È il caso di Martino Longo, diciannove anni, che insieme a un gruppo di coetanei biellesi — tutti tra i 18 e i 20 anni — ha dato vita a una community strutturata e con obiettivi chiari: diffondere l’educazione finanziaria e contribuire a rendere le persone più consapevoli nella gestione del denaro.
Il progetto sarà presentato ufficialmente domenica 12 aprile alle ore 18, durante un incontro aperto al pubblico che si terrà nella sala eventi di Maiser Serramenti, in via Gera 2 a Biella. Al centro dell’appuntamento ci saranno temi come educazione finanziaria, libertà economica e utilizzo dell’intelligenza artificiale. In caso di riscontro positivo, l’intenzione è quella di proporre incontri mensili per far conoscere l’iniziativa e ampliare il gruppo di lavoro.
«Collaboriamo con un’azienda chiamata “Be Club”, attiva in oltre 60 Paesi, che punta a fornire strumenti e competenze utili alle persone» spiega Martino. «Il nostro team lavora come networker: la promozione avviene attraverso il passaparola. “Be Club” non utilizza canali pubblicitari tradizionali come televisione o cartellonistica, ma si affida all’esperienza diretta degli utenti, che, se soddisfatti, condividono il servizio con altri, contribuendo così alla crescita della rete».

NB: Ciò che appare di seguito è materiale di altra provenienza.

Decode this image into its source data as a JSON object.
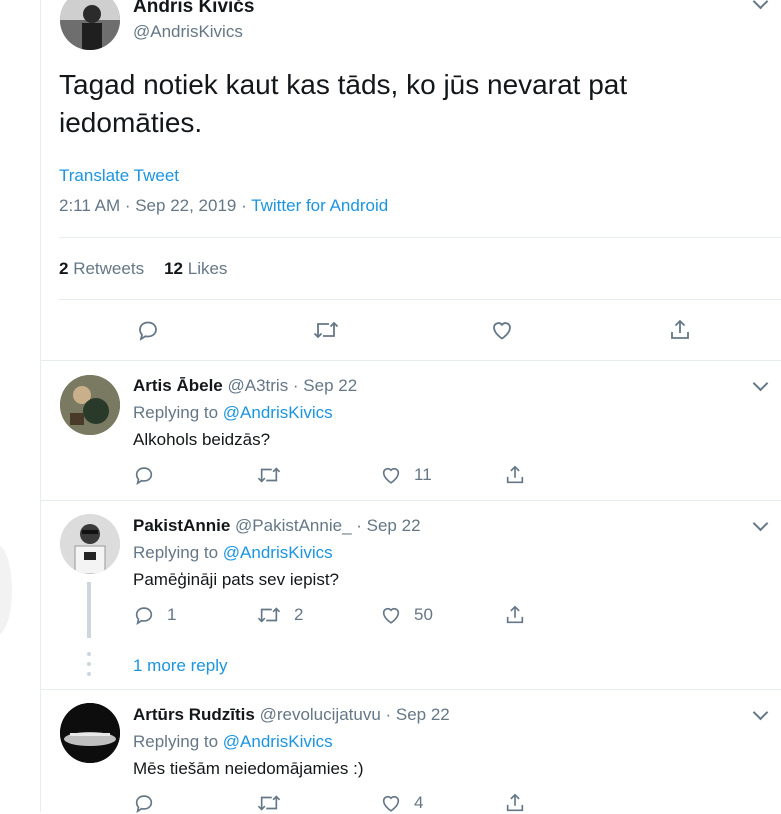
{
  "main": {
    "name": "Andris Kivičs",
    "handle": "@AndrisKivics",
    "text": "Tagad notiek kaut kas tāds, ko jūs nevarat pat iedomāties.",
    "translate": "Translate Tweet",
    "time": "2:11 AM · Sep 22, 2019 · ",
    "source": "Twitter for Android",
    "retweets_count": "2",
    "retweets_label": "Retweets",
    "likes_count": "12",
    "likes_label": "Likes"
  },
  "replies": [
    {
      "name": "Artis Ābele",
      "meta": "@A3tris · Sep 22",
      "replying": "Replying to ",
      "to": "@AndrisKivics",
      "text": "Alkohols beidzās?",
      "reply_count": "",
      "retweet_count": "",
      "like_count": "11"
    },
    {
      "name": "PakistAnnie",
      "meta": "@PakistAnnie_ · Sep 22",
      "replying": "Replying to ",
      "to": "@AndrisKivics",
      "text": "Pamēģināji pats sev iepist?",
      "reply_count": "1",
      "retweet_count": "2",
      "like_count": "50"
    },
    {
      "name": "Artūrs Rudzītis",
      "meta": "@revolucijatuvu · Sep 22",
      "replying": "Replying to ",
      "to": "@AndrisKivics",
      "text": "Mēs tiešām neiedomājamies :)",
      "reply_count": "",
      "retweet_count": "",
      "like_count": "4"
    }
  ],
  "more_reply": "1 more reply",
  "colors": {
    "accent": "#1b95e0",
    "muted": "#657786",
    "border": "#e6ecf0",
    "text": "#14171a"
  }
}
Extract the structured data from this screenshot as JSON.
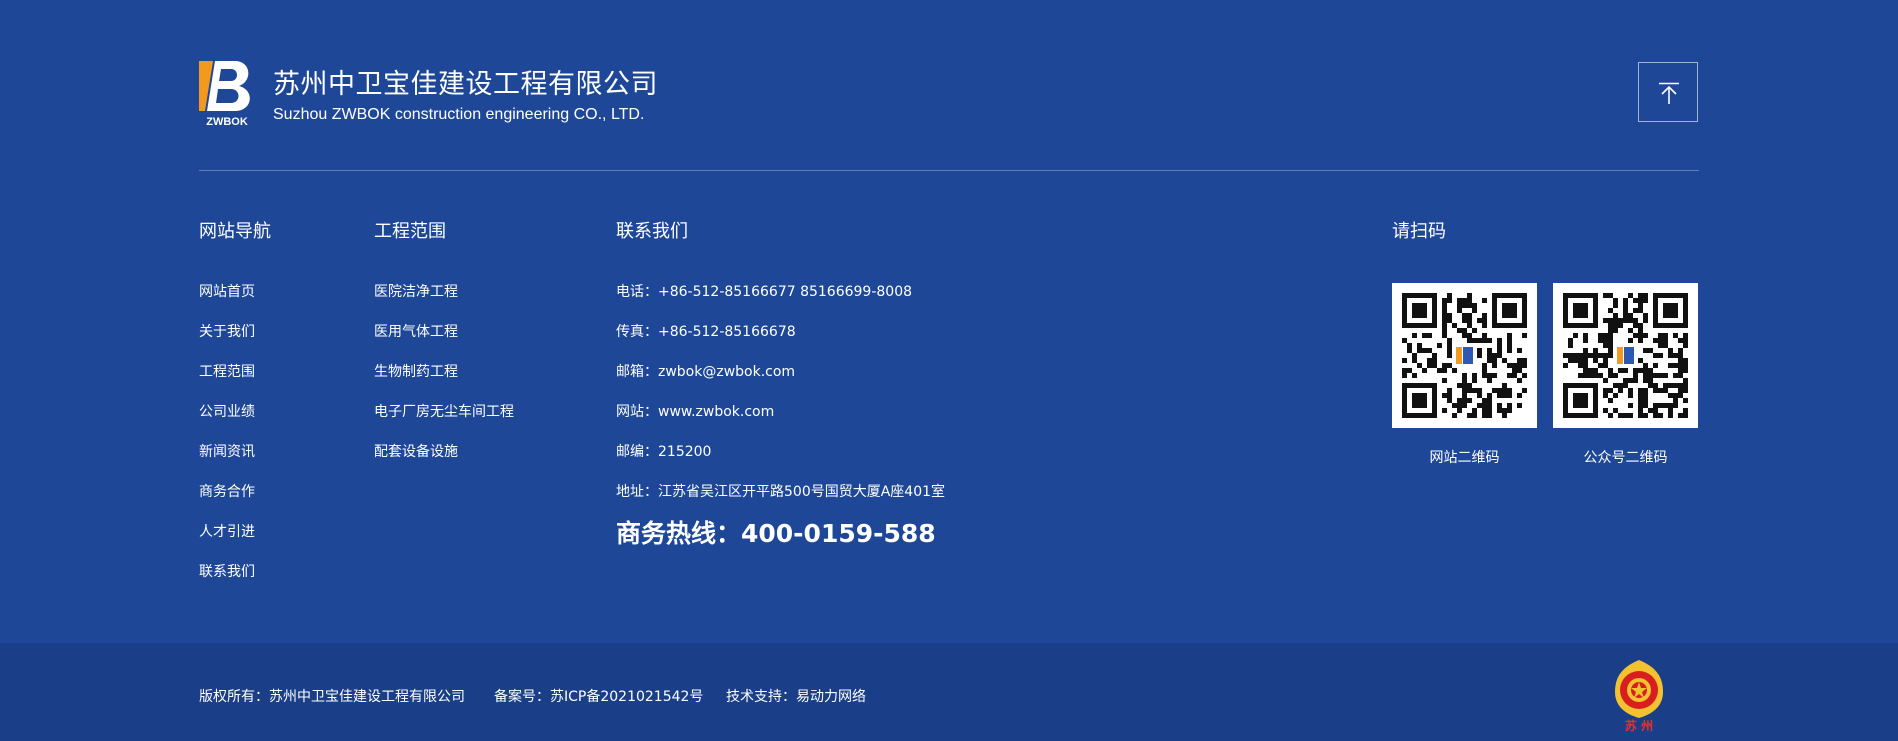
{
  "header": {
    "logo_text": "ZWBOK",
    "company_cn": "苏州中卫宝佳建设工程有限公司",
    "company_en": "Suzhou ZWBOK construction engineering CO., LTD.",
    "back_to_top_icon": "arrow-up-to-line-icon"
  },
  "nav": {
    "title": "网站导航",
    "items": [
      "网站首页",
      "关于我们",
      "工程范围",
      "公司业绩",
      "新闻资讯",
      "商务合作",
      "人才引进",
      "联系我们"
    ]
  },
  "scope": {
    "title": "工程范围",
    "items": [
      "医院洁净工程",
      "医用气体工程",
      "生物制药工程",
      "电子厂房无尘车间工程",
      "配套设备设施"
    ]
  },
  "contact": {
    "title": "联系我们",
    "lines": [
      "电话：+86-512-85166677 85166699-8008",
      "传真：+86-512-85166678",
      "邮箱：zwbok@zwbok.com",
      "网站：www.zwbok.com",
      "邮编：215200",
      "地址：江苏省吴江区开平路500号国贸大厦A座401室"
    ],
    "hotline": "商务热线：400-0159-588"
  },
  "qr": {
    "title": "请扫码",
    "codes": [
      {
        "label": "网站二维码"
      },
      {
        "label": "公众号二维码"
      }
    ]
  },
  "bottom": {
    "copyright": "版权所有：苏州中卫宝佳建设工程有限公司",
    "icp": "备案号：苏ICP备2021021542号",
    "support": "技术支持：易动力网络",
    "emblem_text": "苏 州"
  },
  "colors": {
    "background": "#1e4897",
    "bottom_bar": "#1a3f88",
    "logo_orange": "#f39a1e",
    "emblem_red": "#d81e1e",
    "emblem_gold": "#f2c230"
  }
}
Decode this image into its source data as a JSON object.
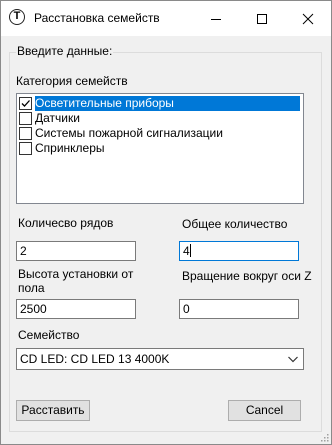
{
  "window": {
    "title": "Расстановка семейств"
  },
  "form": {
    "group_label": "Введите данные:",
    "category_label": "Категория семейств",
    "categories": [
      {
        "label": "Осветительные приборы",
        "checked": true,
        "selected": true
      },
      {
        "label": "Датчики",
        "checked": false,
        "selected": false
      },
      {
        "label": "Системы пожарной сигнализации",
        "checked": false,
        "selected": false
      },
      {
        "label": "Спринклеры",
        "checked": false,
        "selected": false
      }
    ],
    "rows_label": "Количесво рядов",
    "rows_value": "2",
    "total_label": "Общее количество",
    "total_value": "4",
    "height_label_line1": "Высота установки от",
    "height_label_line2": "пола",
    "height_value": "2500",
    "rotation_label": "Вращение вокруг оси Z",
    "rotation_value": "0",
    "family_label": "Семейство",
    "family_value": "CD LED: CD LED 13 4000K"
  },
  "buttons": {
    "place_label": "Расставить",
    "cancel_label": "Cancel"
  },
  "colors": {
    "selection": "#0078d7",
    "window_bg": "#f0f0f0",
    "titlebar_bg": "#ffffff"
  }
}
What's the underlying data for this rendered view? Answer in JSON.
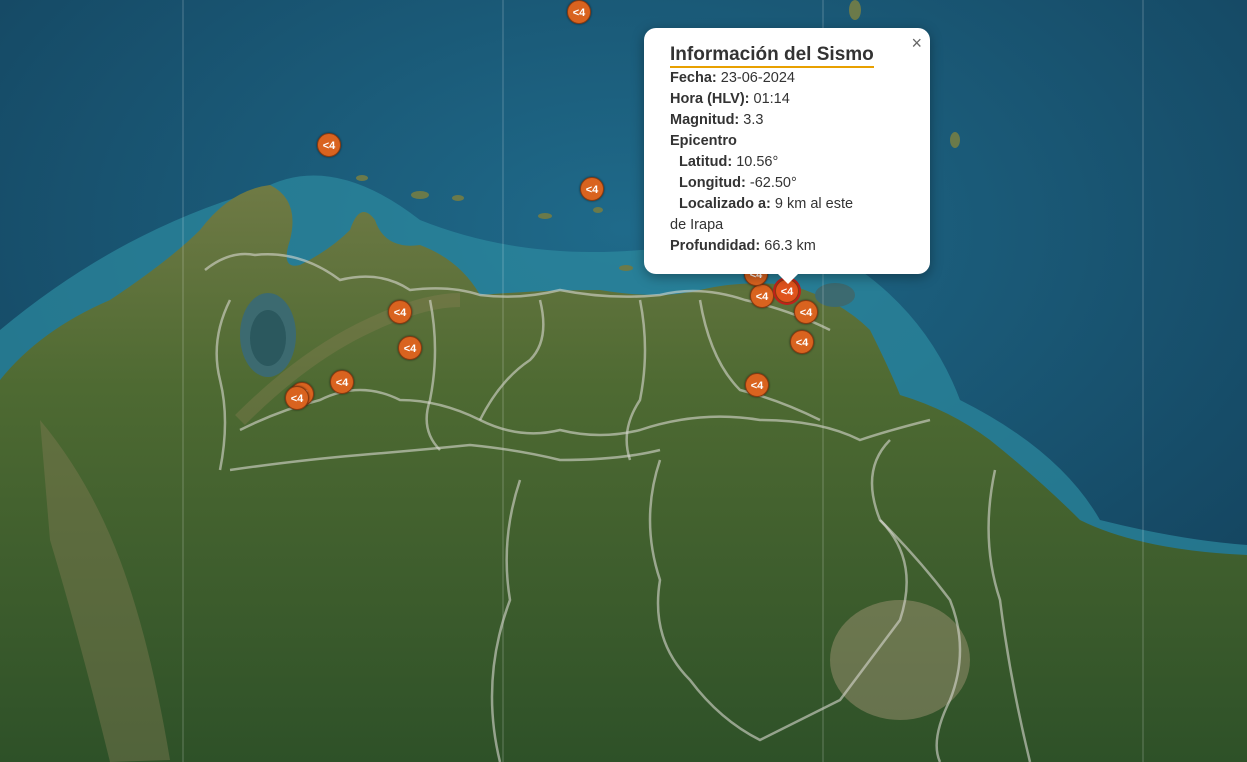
{
  "popup": {
    "title": "Información del Sismo",
    "close": "×",
    "fecha_label": "Fecha:",
    "fecha": "23-06-2024",
    "hora_label": "Hora (HLV):",
    "hora": "01:14",
    "magnitud_label": "Magnitud:",
    "magnitud": "3.3",
    "epicentro_label": "Epicentro",
    "latitud_label": "Latitud:",
    "latitud": "10.56°",
    "longitud_label": "Longitud:",
    "longitud": "-62.50°",
    "localizado_label": "Localizado a:",
    "localizado": "9 km al este",
    "localizado_cont": "de Irapa",
    "profundidad_label": "Profundidad:",
    "profundidad": "66.3 km"
  },
  "markers": [
    {
      "label": "<4"
    },
    {
      "label": "<4"
    },
    {
      "label": "<4"
    },
    {
      "label": "<4"
    },
    {
      "label": "<4"
    },
    {
      "label": "<4"
    },
    {
      "label": "<4"
    },
    {
      "label": "<4"
    },
    {
      "label": "<4"
    },
    {
      "label": "<4"
    },
    {
      "label": "<4"
    },
    {
      "label": "<4"
    },
    {
      "label": "<4"
    },
    {
      "label": "<4"
    }
  ],
  "colors": {
    "sea": "#1b4f6e",
    "land": "#4f6a33",
    "marker": "#d9631f",
    "popup_underline": "#e8a000"
  }
}
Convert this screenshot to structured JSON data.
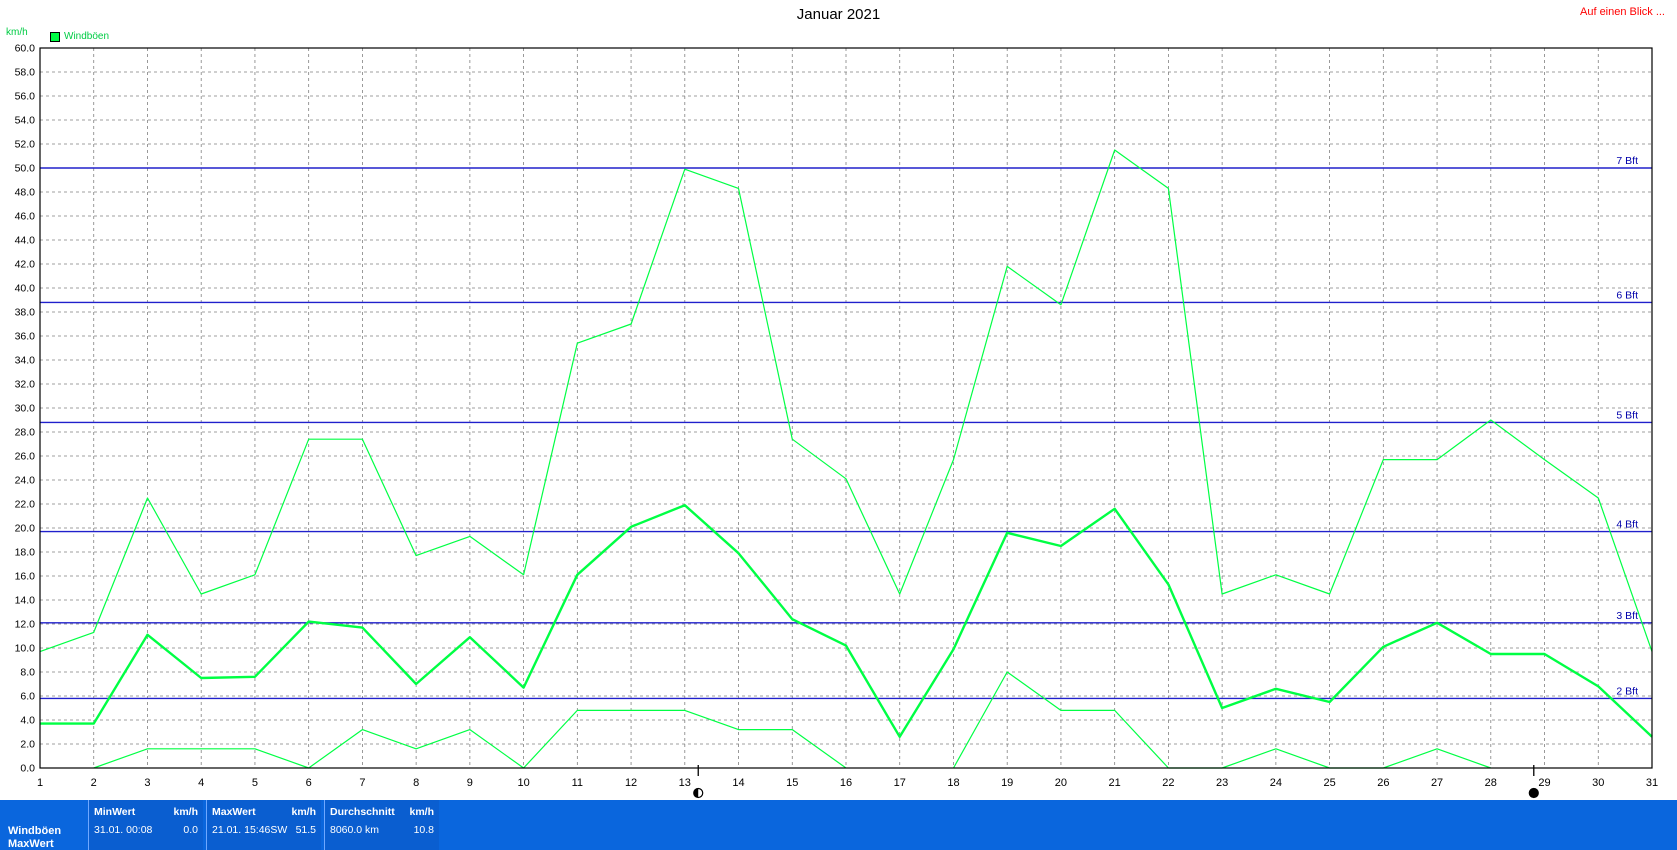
{
  "header": {
    "title": "Januar 2021",
    "link_label": "Auf einen Blick ...",
    "unit_label": "km/h"
  },
  "legend": {
    "label": "Windböen",
    "color": "#00ff44"
  },
  "chart_data": {
    "type": "line",
    "title": "Januar 2021",
    "ylabel": "km/h",
    "xlim": [
      1,
      31
    ],
    "ylim": [
      0,
      60
    ],
    "y_ticks": [
      "0.0",
      "2.0",
      "4.0",
      "6.0",
      "8.0",
      "10.0",
      "12.0",
      "14.0",
      "16.0",
      "18.0",
      "20.0",
      "22.0",
      "24.0",
      "26.0",
      "28.0",
      "30.0",
      "32.0",
      "34.0",
      "36.0",
      "38.0",
      "40.0",
      "42.0",
      "44.0",
      "46.0",
      "48.0",
      "50.0",
      "52.0",
      "54.0",
      "56.0",
      "58.0",
      "60.0"
    ],
    "x_ticks": [
      "1",
      "2",
      "3",
      "4",
      "5",
      "6",
      "7",
      "8",
      "9",
      "10",
      "11",
      "12",
      "13",
      "14",
      "15",
      "16",
      "17",
      "18",
      "19",
      "20",
      "21",
      "22",
      "23",
      "24",
      "25",
      "26",
      "27",
      "28",
      "29",
      "30",
      "31"
    ],
    "grid": true,
    "legend_position": "top-left",
    "x": [
      1,
      2,
      3,
      4,
      5,
      6,
      7,
      8,
      9,
      10,
      11,
      12,
      13,
      14,
      15,
      16,
      17,
      18,
      19,
      20,
      21,
      22,
      23,
      24,
      25,
      26,
      27,
      28,
      29,
      30,
      31
    ],
    "series": [
      {
        "name": "Windböen",
        "role": "max",
        "color": "#00ff44",
        "values": [
          9.7,
          11.3,
          22.5,
          14.5,
          16.1,
          27.4,
          27.4,
          17.7,
          19.3,
          16.1,
          35.4,
          37.0,
          49.9,
          48.3,
          27.4,
          24.1,
          14.5,
          25.7,
          41.8,
          38.6,
          51.5,
          48.3,
          14.5,
          16.1,
          14.5,
          25.7,
          25.7,
          29.0,
          25.7,
          22.5,
          9.7
        ]
      },
      {
        "role": "mean",
        "color": "#00ff44",
        "values": [
          3.7,
          3.7,
          11.1,
          7.5,
          7.6,
          12.2,
          11.7,
          7.0,
          10.9,
          6.7,
          16.1,
          20.1,
          21.9,
          17.9,
          12.4,
          10.2,
          2.6,
          9.9,
          19.6,
          18.5,
          21.6,
          15.3,
          5.0,
          6.6,
          5.5,
          10.1,
          12.1,
          9.5,
          9.5,
          6.8,
          2.6
        ]
      },
      {
        "role": "min",
        "color": "#00ff44",
        "values": [
          null,
          0.0,
          1.6,
          1.6,
          1.6,
          0.0,
          3.2,
          1.6,
          3.2,
          0.0,
          4.8,
          4.8,
          4.8,
          3.2,
          3.2,
          0.0,
          null,
          0.0,
          8.0,
          4.8,
          4.8,
          0.0,
          0.0,
          1.6,
          0.0,
          0.0,
          1.6,
          0.0,
          null,
          null,
          null
        ]
      }
    ],
    "reference_lines": [
      {
        "label": "2 Bft",
        "value": 5.8
      },
      {
        "label": "3 Bft",
        "value": 12.1
      },
      {
        "label": "4 Bft",
        "value": 19.7
      },
      {
        "label": "5 Bft",
        "value": 28.8
      },
      {
        "label": "6 Bft",
        "value": 38.8
      },
      {
        "label": "7 Bft",
        "value": 50.0
      }
    ],
    "moon_markers": [
      {
        "phase": "full-moon-icon",
        "x": 13.25
      },
      {
        "phase": "new-moon-icon",
        "x": 28.8
      }
    ]
  },
  "summary": {
    "row_labels": [
      "Windböen",
      "MaxWert"
    ],
    "min": {
      "header": "MinWert",
      "unit": "km/h",
      "left": "31.01.  00:08",
      "value": "0.0"
    },
    "max": {
      "header": "MaxWert",
      "unit": "km/h",
      "left": "21.01.  15:46SW",
      "value": "51.5"
    },
    "avg": {
      "header": "Durchschnitt",
      "unit": "km/h",
      "left": "8060.0 km",
      "value": "10.8"
    }
  }
}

Il gruppo biellese si ispira proprio a questo modello: partire da poche persone, ma con idee precise e una missione ben definita.
Secondo Martino, il contesto locale presenta alcune particolarità: «Biella ha una forte tradizione imprenditoriale, ma dal punto di vista finanziario esiste ancora una certa chiusura. In Italia meno del 20 per cento degli adulti possiede competenze finanziarie adeguate. Pensiamo ai consigli delle generazioni precedenti, come quello di mettere da parte i risparmi: è un’abitudine utile, ma senza una formazione specifica mancano gli strumenti per far fruttare il denaro».
Da qui nasce l’idea della community: colmare questa lacuna e diffondere maggiore consapevolezza. «Le banche offrono mediamente rendimenti del 3-4 per cento annuo, mentre impiegano quel capitale per ottenere risultati più elevati. Con studio e informazione, anche un privato può ambire a rendimenti più alti», osserva.
Non manca però un richiamo alla prudenza, soprattutto rispetto ai rischi di truffe: «Quando qualcuno promette guadagni sicuri o rendimenti garantiti, è sempre bene diffidare. Noi sottolineiamo che i risultati dipendono dall’impegno personale: servono tempo, costanza e applicazione per ottenere benefici concreti».